Alternative \(l\) is chosen if:
\[ \left\{ \begin{array}{rcl} U_1-U_l&=&(V_1-V_l)+(\epsilon_1-\epsilon_l)<0\\ U_2-U_l&=&(V_2-V_l)+(\epsilon_2-\epsilon_l)<0\\ & \vdots & \\ U_J-U_l&=&(V_J-V_l)+(\epsilon_J-\epsilon_l)<0\\ \end{array} \right. \]
wich implies, denoting \(V^l_j=V_j-V_l\):
\[ \left\{ \begin{array}{rclrcl} \epsilon^l_1 &=& (\epsilon_1-\epsilon_l) &<& - V^l_1\\ \epsilon^l_2 &=& (\epsilon_2-\epsilon_l) &<& - V^l_2\\ &\vdots & & \vdots & \\ \epsilon^l_J &=& (\epsilon_J-\epsilon_l) &<& - V^l_J\\ \end{array} \right. \]
The initial vector of errors \(\epsilon\) are transformed using the following transformation:
\[\epsilon^l = M^l \epsilon\]
where the transformation matrix \(M^l\) is a \((J-1) \times J\) matrix obtained by inserting in an identity matrix a \(l^{\mbox{th}}\) column of \(-1\). For example, if \(J = 4\) and \(l = 3\):
\[ M^3 = \left( \begin{array}{cccc} 1 & 0 & -1 & 0 \\ 0 & 1 & -1 & 0 \\ 0 & 0 & -1 & 1 \\ \end{array} \right) \]
The covariance matrix of the error differences is obtained using the following matrix:
\[ \mbox{V}\left(\epsilon^l\right)=\mbox{V}\left(M^l\epsilon\right) = M^l\mbox{V}\left(\epsilon\right){M^l}^{\top} = M^l\Omega{M^l}^{\top} \]
The probability of choosing \(l\) is then:
\[\begin{equation} P_l =\mbox{P}(\epsilon^l_1<-V_1^l \;\&\; \epsilon^l_2<-V_2^l \;\&\; ... \; \epsilon^l_J<-V_J^l) \end{equation}\]

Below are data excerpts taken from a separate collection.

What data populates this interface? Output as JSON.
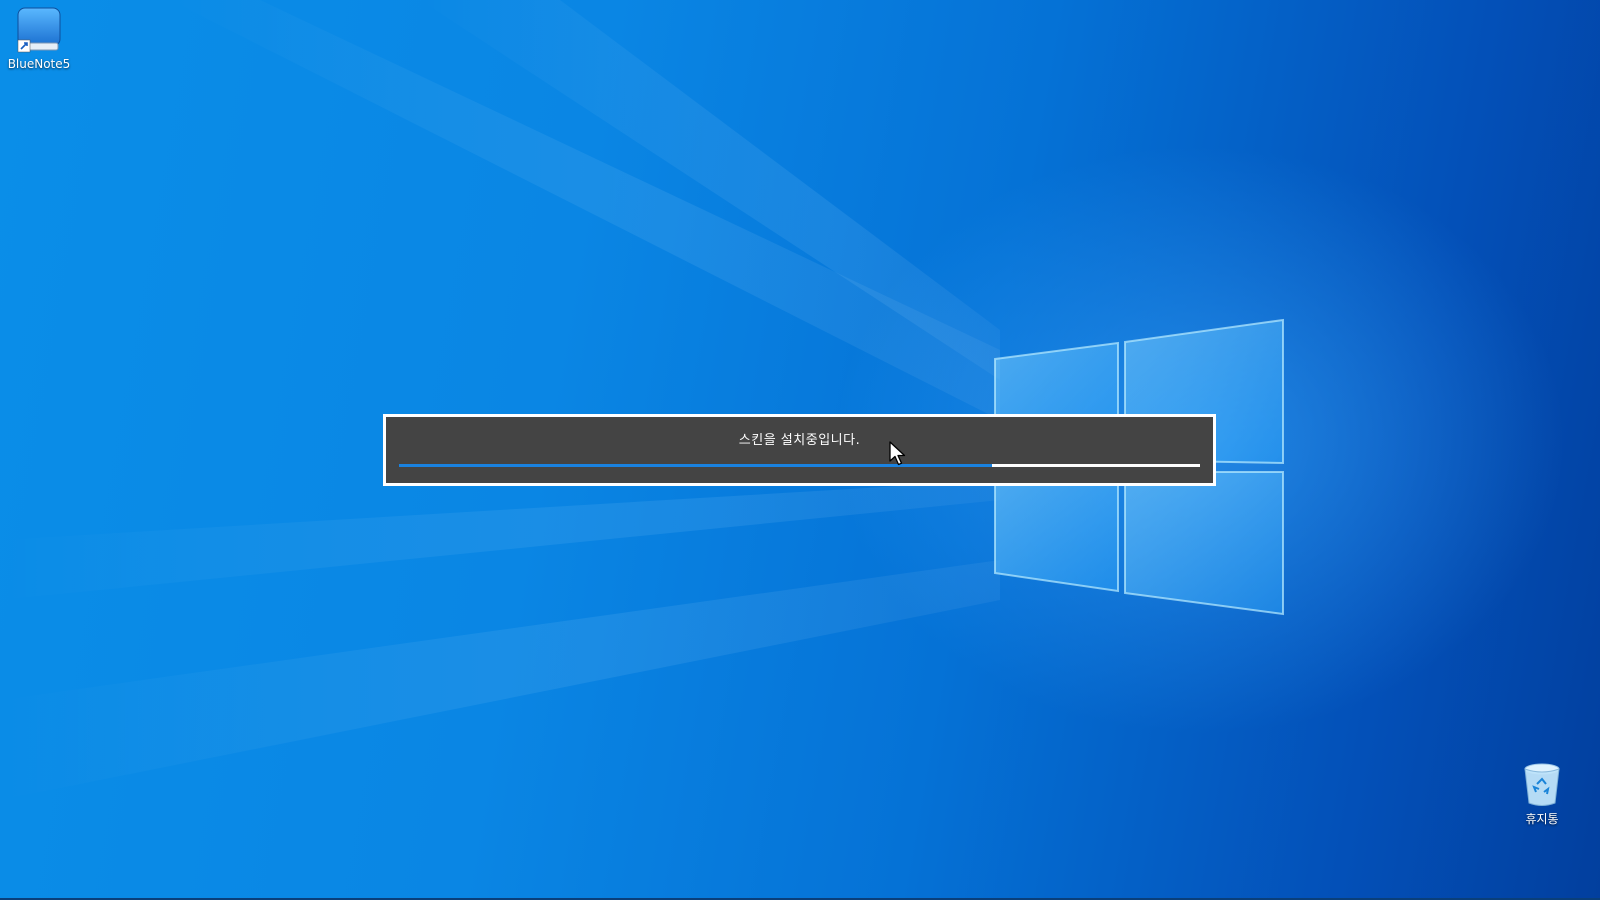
{
  "desktop": {
    "icons": [
      {
        "label": "BlueNote5",
        "icon": "bluenote-app-icon",
        "shortcut": true
      },
      {
        "label": "휴지통",
        "icon": "recycle-bin-icon",
        "shortcut": false
      }
    ]
  },
  "dialog": {
    "message": "스킨을 설치중입니다.",
    "progress": 0.74,
    "colors": {
      "background": "#444444",
      "border": "#ffffff",
      "progress_fill": "#1a82e0",
      "progress_track": "#ffffff"
    }
  },
  "theme": {
    "wallpaper": "windows-10-hero",
    "accent": "#0a86e4"
  }
}
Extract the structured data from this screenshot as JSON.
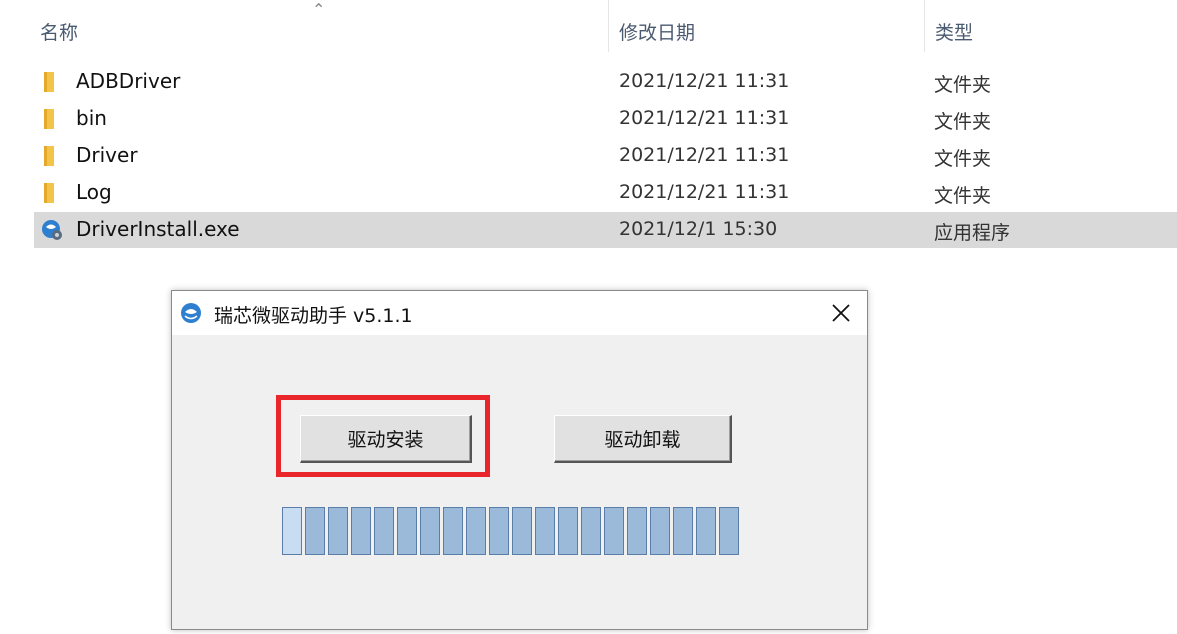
{
  "explorer": {
    "columns": {
      "name": "名称",
      "date_modified": "修改日期",
      "type": "类型"
    },
    "rows": [
      {
        "name": "ADBDriver",
        "date": "2021/12/21 11:31",
        "type": "文件夹",
        "kind": "folder-icon"
      },
      {
        "name": "bin",
        "date": "2021/12/21 11:31",
        "type": "文件夹",
        "kind": "folder-icon"
      },
      {
        "name": "Driver",
        "date": "2021/12/21 11:31",
        "type": "文件夹",
        "kind": "folder-icon"
      },
      {
        "name": "Log",
        "date": "2021/12/21 11:31",
        "type": "文件夹",
        "kind": "folder-icon"
      },
      {
        "name": "DriverInstall.exe",
        "date": "2021/12/1 15:30",
        "type": "应用程序",
        "kind": "exe-icon",
        "selected": true
      }
    ]
  },
  "dialog": {
    "title": "瑞芯微驱动助手 v5.1.1",
    "install_label": "驱动安装",
    "uninstall_label": "驱动卸载",
    "highlight_color": "#e8262b"
  },
  "progress": {
    "segments": 20
  }
}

with the hypothesis of distribution, this writes:
\[\begin{equation} P_l = \int_{-\infty}^{-V_1^l}\int_{-\infty}^{-V_2^l}...\int_{-\infty}^{-V_J^l}\phi(\epsilon^l) d\epsilon^l_1 d\epsilon^l_2... d^l_J \end{equation}\]
with:
\[\begin{equation} \phi\left(\epsilon^l\right)=\frac{1}{(2\pi)^{(J-1)/2}\mid\Omega^l\mid^{1/2}} e^{-\frac{1}{2}\epsilon^l{\Omega^l}^{-1}\epsilon^l} \end{equation}\]

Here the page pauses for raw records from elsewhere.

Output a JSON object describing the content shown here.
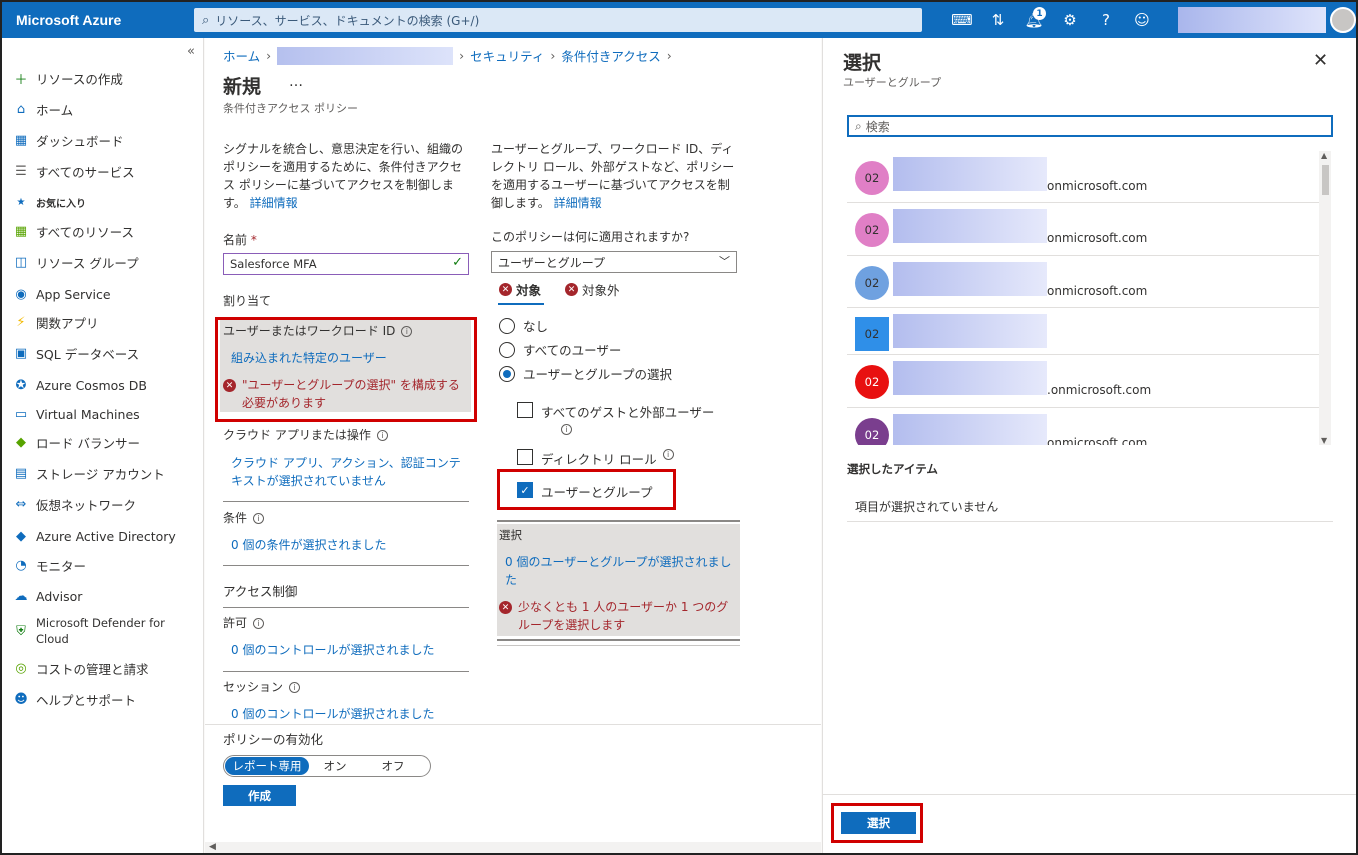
{
  "topbar": {
    "brand": "Microsoft Azure",
    "search_placeholder": "リソース、サービス、ドキュメントの検索 (G+/)",
    "notification_count": "1",
    "icons": [
      "cloud-shell-icon",
      "directory-filter-icon",
      "notifications-icon",
      "settings-icon",
      "help-icon",
      "feedback-icon"
    ]
  },
  "sidebar": {
    "collapse": "«",
    "items": [
      {
        "label": "リソースの作成",
        "icon": "plus-icon"
      },
      {
        "label": "ホーム",
        "icon": "home-icon"
      },
      {
        "label": "ダッシュボード",
        "icon": "dashboard-icon"
      },
      {
        "label": "すべてのサービス",
        "icon": "list-icon"
      },
      {
        "label": "お気に入り",
        "icon": "star-icon"
      },
      {
        "label": "すべてのリソース",
        "icon": "grid-icon"
      },
      {
        "label": "リソース グループ",
        "icon": "resource-group-icon"
      },
      {
        "label": "App Service",
        "icon": "app-service-icon"
      },
      {
        "label": "関数アプリ",
        "icon": "function-icon"
      },
      {
        "label": "SQL データベース",
        "icon": "sql-icon"
      },
      {
        "label": "Azure Cosmos DB",
        "icon": "cosmos-icon"
      },
      {
        "label": "Virtual Machines",
        "icon": "vm-icon"
      },
      {
        "label": "ロード バランサー",
        "icon": "load-balancer-icon"
      },
      {
        "label": "ストレージ アカウント",
        "icon": "storage-icon"
      },
      {
        "label": "仮想ネットワーク",
        "icon": "vnet-icon"
      },
      {
        "label": "Azure Active Directory",
        "icon": "aad-icon"
      },
      {
        "label": "モニター",
        "icon": "monitor-icon"
      },
      {
        "label": "Advisor",
        "icon": "advisor-icon"
      },
      {
        "label": "Microsoft Defender for Cloud",
        "icon": "shield-icon"
      },
      {
        "label": "コストの管理と請求",
        "icon": "cost-icon"
      },
      {
        "label": "ヘルプとサポート",
        "icon": "support-icon"
      }
    ]
  },
  "breadcrumb": {
    "home": "ホーム",
    "security": "セキュリティ",
    "ca": "条件付きアクセス"
  },
  "page": {
    "title": "新規",
    "more": "…",
    "subtitle": "条件付きアクセス ポリシー"
  },
  "left": {
    "intro": "シグナルを統合し、意思決定を行い、組織のポリシーを適用するために、条件付きアクセス ポリシーに基づいてアクセスを制御します。",
    "intro_link": "詳細情報",
    "name_label": "名前",
    "required": "*",
    "name_value": "Salesforce MFA",
    "assign": "割り当て",
    "users_label": "ユーザーまたはワークロード ID",
    "users_value": "組み込まれた特定のユーザー",
    "users_error": "\"ユーザーとグループの選択\" を構成する必要があります",
    "cloud_label": "クラウド アプリまたは操作",
    "cloud_value": "クラウド アプリ、アクション、認証コンテキストが選択されていません",
    "cond_label": "条件",
    "cond_value": "0 個の条件が選択されました",
    "access": "アクセス制御",
    "grant_label": "許可",
    "grant_value": "0 個のコントロールが選択されました",
    "session_label": "セッション",
    "session_value": "0 個のコントロールが選択されました"
  },
  "right_col": {
    "intro": "ユーザーとグループ、ワークロード ID、ディレクトリ ロール、外部ゲストなど、ポリシーを適用するユーザーに基づいてアクセスを制御します。",
    "intro_link": "詳細情報",
    "applies_label": "このポリシーは何に適用されますか?",
    "applies_value": "ユーザーとグループ",
    "tab_include": "対象",
    "tab_exclude": "対象外",
    "radio_none": "なし",
    "radio_all": "すべてのユーザー",
    "radio_select": "ユーザーとグループの選択",
    "cb_guests": "すべてのゲストと外部ユーザー",
    "cb_roles": "ディレクトリ ロール",
    "cb_users": "ユーザーとグループ",
    "select_label": "選択",
    "select_value": "0 個のユーザーとグループが選択されました",
    "select_error": "少なくとも 1 人のユーザーか 1 つのグループを選択します"
  },
  "footer": {
    "enable_label": "ポリシーの有効化",
    "toggle": [
      "レポート専用",
      "オン",
      "オフ"
    ],
    "create": "作成"
  },
  "panel": {
    "title": "選択",
    "subtitle": "ユーザーとグループ",
    "search_placeholder": "検索",
    "users": [
      {
        "initials": "02",
        "color": "#e07fc6",
        "domain": "onmicrosoft.com",
        "square": false
      },
      {
        "initials": "02",
        "color": "#e07fc6",
        "domain": "onmicrosoft.com",
        "square": false
      },
      {
        "initials": "02",
        "color": "#6fa1e0",
        "domain": "onmicrosoft.com",
        "square": false
      },
      {
        "initials": "02",
        "color": "#2f8fe8",
        "domain": "",
        "square": true
      },
      {
        "initials": "02",
        "color": "#e81010",
        "domain": ".onmicrosoft.com",
        "square": false
      },
      {
        "initials": "02",
        "color": "#7a3e8e",
        "domain": "onmicrosoft.com",
        "square": false
      }
    ],
    "selected_title": "選択したアイテム",
    "selected_empty": "項目が選択されていません",
    "select_button": "選択"
  }
}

Two problems arise with this model:
The meaning-full parameters are those of the covariance matrix of the error \(\Omega\). For example, with \(J = 3\):
\[ \Omega = \left( \begin{array}{ccc} \sigma_{11} & \sigma_{12} & \sigma_{13} \\ \sigma_{21} & \sigma_{22} & \sigma_{23} \\ \sigma_{31} & \sigma_{32} & \sigma_{33} \\ \end{array} \right) \]
\[ \Omega^1 = M^1 \Omega {M^1}^{\top}= \left( \begin{array}{cc} \sigma_{11}+\sigma_{22}-2\sigma_{12} & \sigma_{11} + \sigma_{23} - \sigma_{12} -\sigma_{13} \\ \sigma_{11}+\sigma_{23}- \sigma_{12} - \sigma_{13} & \sigma_{11} + \sigma_{33} - 2 \sigma_{13} \\ \end{array} \right) \]

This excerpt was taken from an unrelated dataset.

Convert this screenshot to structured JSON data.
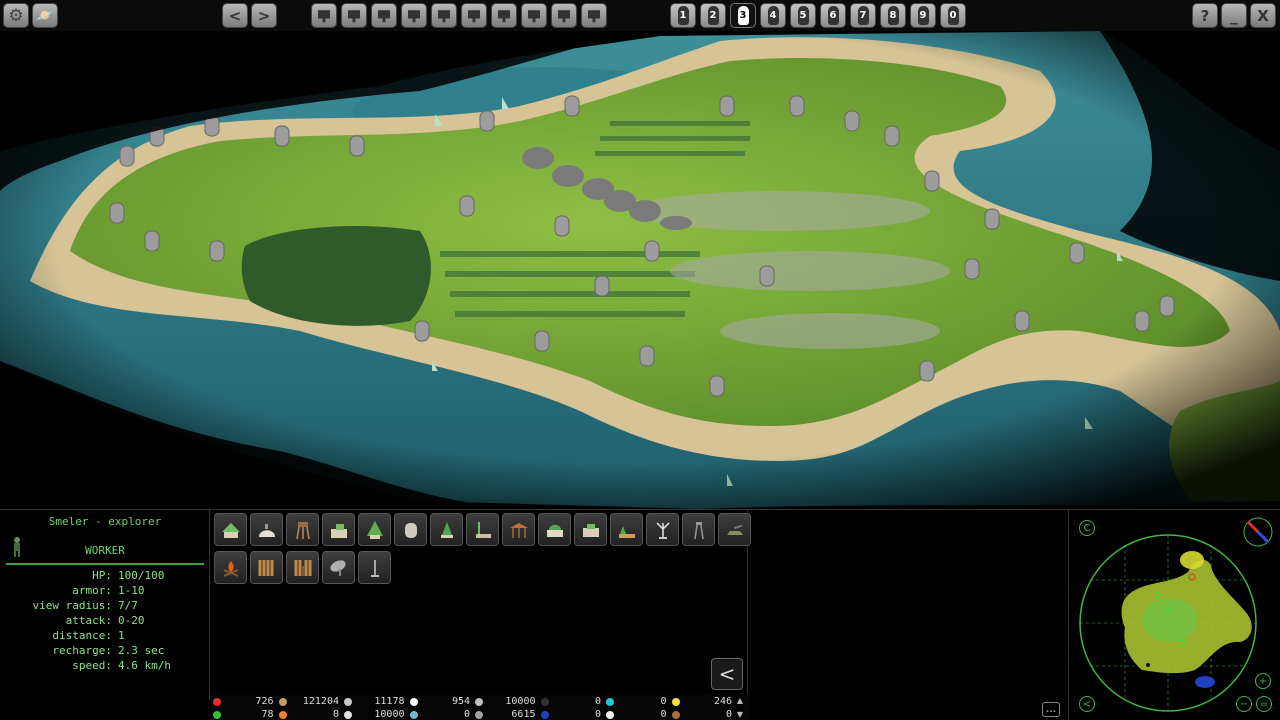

The overall scale of utility being unidentified, one has to impose the value of one of the variance, for example the first one is fixed to 1. We then have:
\[ \Omega^1 = \left( \begin{array}{cc} 1 & \frac{\sigma_{11}+ \sigma_{23} - \sigma_{12} -\sigma_{13}}{\sigma_{11}+\sigma_{22}-2\sigma_{12}} \\ \frac{\sigma_{11}+\sigma_{23}- \sigma_{12} - \sigma_{13}}{\sigma_{11}+\sigma_{22}-2\sigma_{12}} & \frac{\sigma_{11} + \sigma_{33} - 2 \sigma_{13}}{\sigma_{11}+\sigma_{22}-2\sigma_{12}} \\ \end{array} \right) \]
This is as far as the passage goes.